What Does It Mean to Do a Good Job?

Verification was always the problem. AI makes that obvious because every real task is downstream of a question we almost never write down. What does it mean to do a good job?

Producing an artifact and reviewing it both require hundreds of small decisions about non-functional requirements: tone, taste, risk tolerance, how much polish is enough, what shortcuts are acceptable, what counts as done. Historically, teams wrote almost none of that down. We encoded it in org design, social norms, hiring loops, onboarding, and repeated exposure to people who already knew the answer.

A cream-colored rectangular object sits clamped inside a precision inspection jig on a white background. The jig is rendered in brushed aluminum with teal-tipped stops, dial gauges, and small hanging calibration tags, all arranged around the object to suggest exacting measurement from multiple sides. The image is a clean, close isometric 3D render with soft studio lighting and a severe, minimal, object-first composition.

That worked well enough when the worker was a coworker. You could hire for judgment, build trust over time, and let the person absorb the unwritten rules. You do not get to run your AI through a hiring pipeline. And because models have seen trillions of documents that embody every possible permutation of those choices for nonfunctional requirements, basically every task we hand them is under-specified.
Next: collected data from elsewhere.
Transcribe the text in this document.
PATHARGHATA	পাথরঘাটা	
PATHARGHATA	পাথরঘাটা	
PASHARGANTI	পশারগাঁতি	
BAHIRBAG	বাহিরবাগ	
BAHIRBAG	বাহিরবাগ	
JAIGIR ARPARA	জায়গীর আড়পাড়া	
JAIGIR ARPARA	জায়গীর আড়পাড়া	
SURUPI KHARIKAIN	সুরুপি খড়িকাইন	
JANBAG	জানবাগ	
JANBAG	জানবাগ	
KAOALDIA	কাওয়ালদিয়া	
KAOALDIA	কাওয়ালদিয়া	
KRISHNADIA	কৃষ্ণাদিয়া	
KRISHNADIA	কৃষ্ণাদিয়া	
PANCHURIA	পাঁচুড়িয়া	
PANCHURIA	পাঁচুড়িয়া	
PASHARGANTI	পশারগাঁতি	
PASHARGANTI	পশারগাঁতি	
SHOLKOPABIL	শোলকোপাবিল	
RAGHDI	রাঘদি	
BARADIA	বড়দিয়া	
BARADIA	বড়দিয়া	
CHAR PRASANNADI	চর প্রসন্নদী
One concrete example from my work at OpenAI: for our code implementation agent and various reviewer agents, we had to write down choices human reviewers usually carry in their heads. Implementation agents must acknowledge review feedback, but they can accept and fix, accept and defer, or push back. Reviewer agents are told to bias toward merging and only surface P2s and above.
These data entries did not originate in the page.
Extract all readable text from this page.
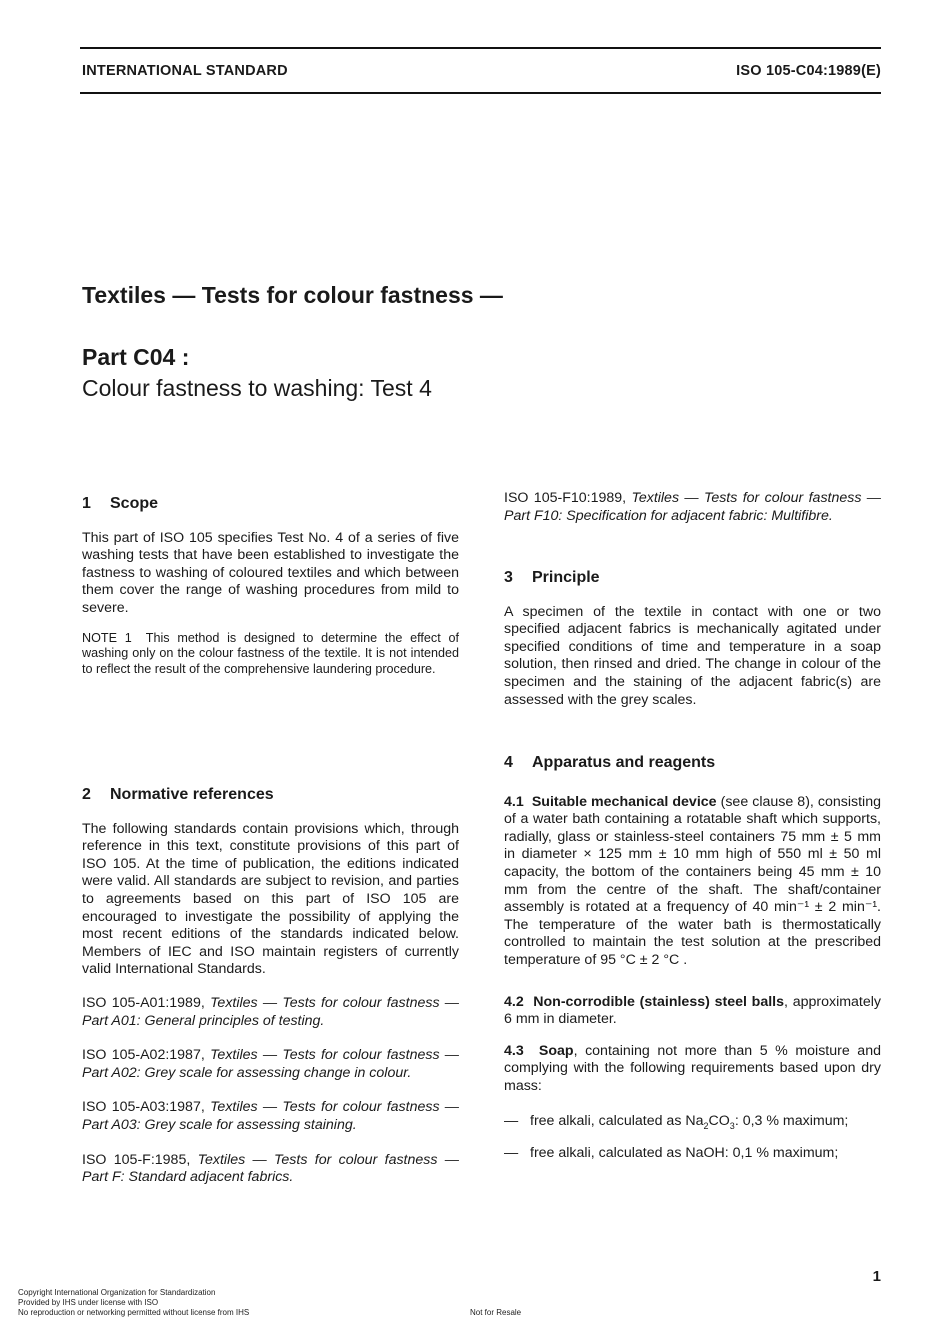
INTERNATIONAL STANDARD	ISO 105-C04:1989(E)
Textiles — Tests for colour fastness —
Part C04 :
Colour fastness to washing: Test 4
1 Scope

This part of ISO 105 specifies Test No. 4 of a series of five washing tests that have been established to investigate the fastness to washing of coloured textiles and which between them cover the range of washing procedures from mild to severe.

NOTE 1 This method is designed to determine the effect of washing only on the colour fastness of the textile. It is not intended to reflect the result of the comprehensive laundering procedure.
2 Normative references

The following standards contain provisions which, through reference in this text, constitute provisions of this part of ISO 105. At the time of publication, the editions indicated were valid. All standards are subject to revision, and parties to agreements based on this part of ISO 105 are encouraged to investigate the possibility of applying the most recent editions of the standards indicated below. Members of IEC and ISO maintain registers of currently valid International Standards.

ISO 105-A01:1989, Textiles — Tests for colour fastness — Part A01: General principles of testing.

ISO 105-A02:1987, Textiles — Tests for colour fastness — Part A02: Grey scale for assessing change in colour.

ISO 105-A03:1987, Textiles — Tests for colour fastness — Part A03: Grey scale for assessing staining.

ISO 105-F:1985, Textiles — Tests for colour fastness — Part F: Standard adjacent fabrics.

ISO 105-F10:1989, Textiles — Tests for colour fastness — Part F10: Specification for adjacent fabric: Multifibre.

3 Principle

A specimen of the textile in contact with one or two specified adjacent fabrics is mechanically agitated under specified conditions of time and temperature in a soap solution, then rinsed and dried. The change in colour of the specimen and the staining of the adjacent fabric(s) are assessed with the grey scales.

4 Apparatus and reagents

4.1 Suitable mechanical device (see clause 8), consisting of a water bath containing a rotatable shaft which supports, radially, glass or stainless-steel containers 75 mm ± 5 mm in diameter × 125 mm ± 10 mm high of 550 ml ± 50 ml capacity, the bottom of the containers being 45 mm ± 10 mm from the centre of the shaft. The shaft/container assembly is rotated at a frequency of 40 min⁻¹ ± 2 min⁻¹. The temperature of the water bath is thermostatically controlled to maintain the test solution at the prescribed temperature of 95 °C ± 2 °C .

4.2 Non-corrodible (stainless) steel balls, approximately 6 mm in diameter.

4.3 Soap, containing not more than 5 % moisture and complying with the following requirements based upon dry mass:

— free alkali, calculated as $Na_2CO_3$: 0,3 % maximum;

— free alkali, calculated as NaOH: 0,1 % maximum;

1
Copyright International Organization for Standardization
Provided by IHS under license with ISO
No reproduction or networking permitted without license from IHS	Not for Resale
Without that guidance, the reviewers endlessly bully the implementer and nothing converges. Human reviewers usually know to unblock while still providing high-signal feedback. The models do not unless you say it.
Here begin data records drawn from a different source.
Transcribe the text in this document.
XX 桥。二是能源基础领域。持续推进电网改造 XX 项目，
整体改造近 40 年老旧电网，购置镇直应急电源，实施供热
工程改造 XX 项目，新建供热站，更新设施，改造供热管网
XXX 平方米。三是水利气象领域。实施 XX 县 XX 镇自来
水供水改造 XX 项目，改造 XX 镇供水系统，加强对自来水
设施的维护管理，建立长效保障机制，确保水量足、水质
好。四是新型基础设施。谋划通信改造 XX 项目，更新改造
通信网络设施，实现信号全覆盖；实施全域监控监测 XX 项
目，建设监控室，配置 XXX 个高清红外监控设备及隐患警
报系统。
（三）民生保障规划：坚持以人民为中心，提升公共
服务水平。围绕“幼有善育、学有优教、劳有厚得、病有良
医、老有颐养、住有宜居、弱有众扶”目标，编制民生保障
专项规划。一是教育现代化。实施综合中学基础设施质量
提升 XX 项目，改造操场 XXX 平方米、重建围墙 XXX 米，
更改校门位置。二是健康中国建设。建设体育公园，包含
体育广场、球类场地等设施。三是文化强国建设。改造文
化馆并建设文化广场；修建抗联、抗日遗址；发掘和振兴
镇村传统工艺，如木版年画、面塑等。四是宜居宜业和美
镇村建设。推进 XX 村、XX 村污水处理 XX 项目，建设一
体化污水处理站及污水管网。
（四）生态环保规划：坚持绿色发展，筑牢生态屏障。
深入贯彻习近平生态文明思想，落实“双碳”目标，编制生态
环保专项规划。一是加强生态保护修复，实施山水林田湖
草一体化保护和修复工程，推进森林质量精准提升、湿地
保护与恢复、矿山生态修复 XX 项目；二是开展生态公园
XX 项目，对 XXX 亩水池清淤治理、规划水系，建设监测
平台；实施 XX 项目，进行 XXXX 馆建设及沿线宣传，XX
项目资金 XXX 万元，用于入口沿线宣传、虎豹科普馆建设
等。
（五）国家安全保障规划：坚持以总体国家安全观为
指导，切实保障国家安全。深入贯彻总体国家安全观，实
This is why verification suddenly feels like the whole problem and why harness engineering is a productive area for applied AI engineering. The missing spec was always there. Humans were just better at smuggling it in through shared context.

Post-training optimizes these tools to be helpful assistants, not task-specific experts. The models crave text and they are rewarded for how well they follow instructions, so there is an inherent tension in RL between instruction-following fidelity and “creativity” in reasoning. If you want the models and agents to do a good job, write down what that means, then add nuance only when the coarse instruction starts to overfit.